Arguably the most critical copper spray of the year on citrus now

• Get a copper spray on to citrus trees as soon as dry weather returns. This is a particularly important spray to stop fruit rotting on the trees before it even ripens and to stop leaf drop. Mandarins are particularly susceptible.

• Sow broad beans and you can continue planting the reliable brassicas (except Brussels sprouts – it is far too late for them. Your Brussels should already be half a metre high by now if you are to get a crop in late winter).

• We are dubious of the practice of fertilising and routinely spraying your lawns because it is just all round bad environmental practice but if you insist on continuing to use hormone sprays, getting them on now rather than waiting for spring may contain some of the damage to neighbouring plants.

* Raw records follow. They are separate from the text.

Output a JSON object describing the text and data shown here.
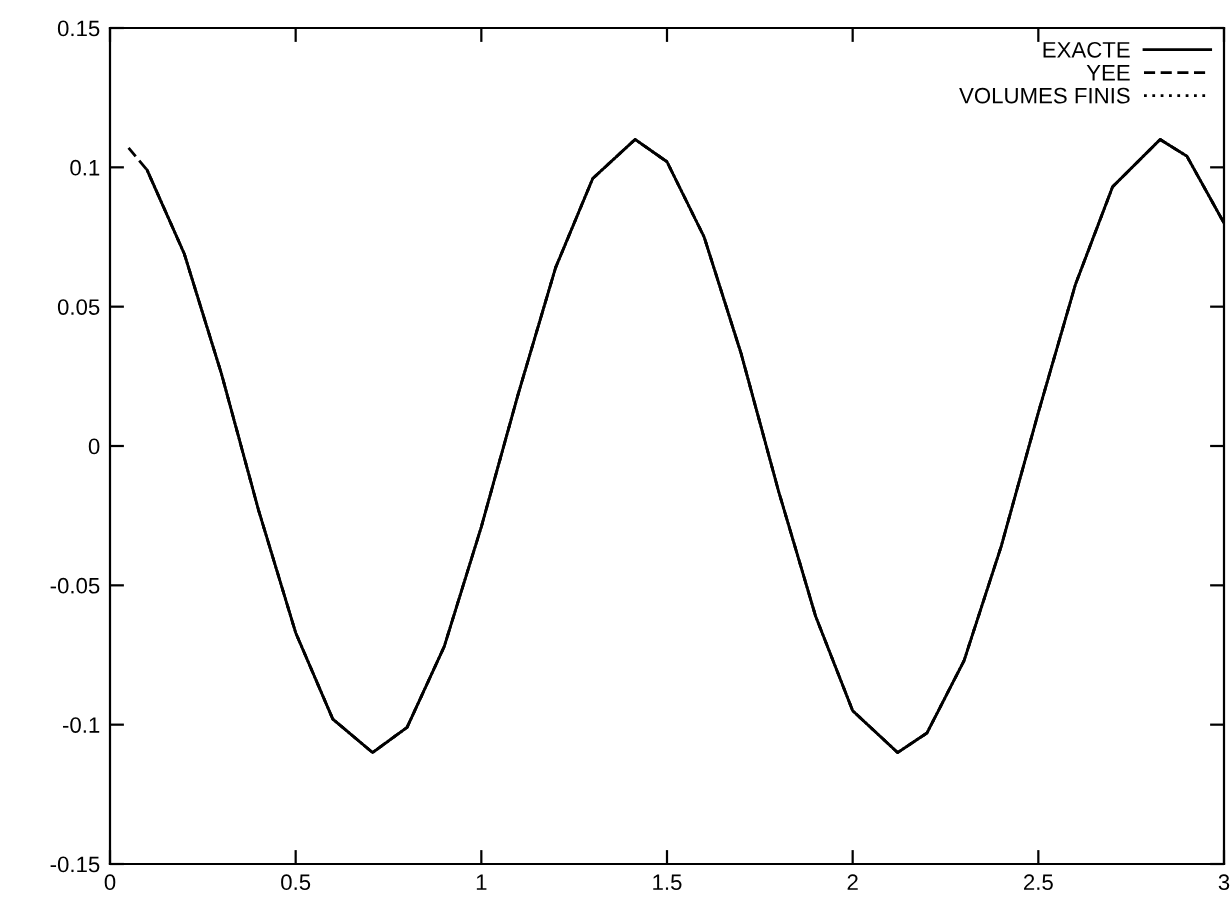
{
  "chart_data": {
    "type": "line",
    "x": [
      0.1,
      0.2,
      0.3,
      0.4,
      0.5,
      0.6,
      0.707,
      0.8,
      0.9,
      1.0,
      1.1,
      1.2,
      1.3,
      1.414,
      1.5,
      1.6,
      1.7,
      1.8,
      1.9,
      2.0,
      2.121,
      2.2,
      2.3,
      2.4,
      2.5,
      2.6,
      2.7,
      2.828,
      2.9,
      3.0
    ],
    "series": [
      {
        "name": "EXACTE",
        "color": "#000000",
        "line_style": "solid",
        "values": [
          0.099,
          0.069,
          0.026,
          -0.023,
          -0.067,
          -0.098,
          -0.11,
          -0.101,
          -0.072,
          -0.029,
          0.019,
          0.064,
          0.096,
          0.11,
          0.102,
          0.075,
          0.033,
          -0.016,
          -0.061,
          -0.095,
          -0.11,
          -0.103,
          -0.077,
          -0.036,
          0.012,
          0.058,
          0.093,
          0.11,
          0.104,
          0.08
        ]
      },
      {
        "name": "YEE",
        "color": "#000000",
        "line_style": "dashed",
        "x": [
          0.05,
          0.1,
          0.2,
          0.3,
          0.4,
          0.5,
          0.6,
          0.707,
          0.8,
          0.9,
          1.0,
          1.1,
          1.2,
          1.3,
          1.414,
          1.5,
          1.6,
          1.7,
          1.8,
          1.9,
          2.0,
          2.121,
          2.2,
          2.3,
          2.4,
          2.5,
          2.6,
          2.7,
          2.828,
          2.9,
          3.0
        ],
        "values": [
          0.107,
          0.099,
          0.069,
          0.026,
          -0.023,
          -0.067,
          -0.098,
          -0.11,
          -0.101,
          -0.072,
          -0.029,
          0.019,
          0.064,
          0.096,
          0.11,
          0.102,
          0.075,
          0.033,
          -0.016,
          -0.061,
          -0.095,
          -0.11,
          -0.103,
          -0.077,
          -0.036,
          0.012,
          0.058,
          0.093,
          0.11,
          0.104,
          0.08
        ]
      },
      {
        "name": "VOLUMES FINIS",
        "color": "#000000",
        "line_style": "dotted",
        "values": [
          0.099,
          0.069,
          0.026,
          -0.023,
          -0.067,
          -0.098,
          -0.11,
          -0.101,
          -0.072,
          -0.029,
          0.019,
          0.064,
          0.096,
          0.11,
          0.102,
          0.075,
          0.033,
          -0.016,
          -0.061,
          -0.095,
          -0.11,
          -0.103,
          -0.077,
          -0.036,
          0.012,
          0.058,
          0.093,
          0.11,
          0.104,
          0.08
        ]
      }
    ],
    "xlim": [
      0,
      3
    ],
    "xticks": [
      0,
      0.5,
      1,
      1.5,
      2,
      2.5,
      3
    ],
    "ylim": [
      -0.15,
      0.15
    ],
    "yticks": [
      -0.15,
      -0.1,
      -0.05,
      0,
      0.05,
      0.1,
      0.15
    ],
    "legend": "top right",
    "grid": false
  }
}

Plants coming into fresh leaf in spring are extremely susceptible to the faintest hint of spray drift. Hormone sprays are used to take out undesirable lawn weeds. Hand weeding is kinder to the environment if you don’t want a bio-diverse lawn.

• Get the last of your autumn harvest in before you lose the lot. Any potatoes still in the ground will be getting eaten. We have finished the tomatoes here but the capsicums and peppers will hold longer in the shed whereas they rot in the garden. Gather nuts and dry them rather than leaving them to feed the local rodents.

• Polyanthus can be lifted and thinned. Replant the strong crowns to get a better display shortly.

• Keep an eye on leaf litter landing in fish ponds and water features. If you let it rot down in the water, it increases the nutrient levels leading to later problems with algae growth and it can even kill the fish by reducing oxygen levels. A kitchen sieve or butterfly net is a useful scoop for this task.

• Lily bulbs are now in stock at garden centres. These are best bought fresh so if you want to grow these wonderful summer bulbs, get in early. Pot them if you are not ready to put them straight into the garden because they don’t store well.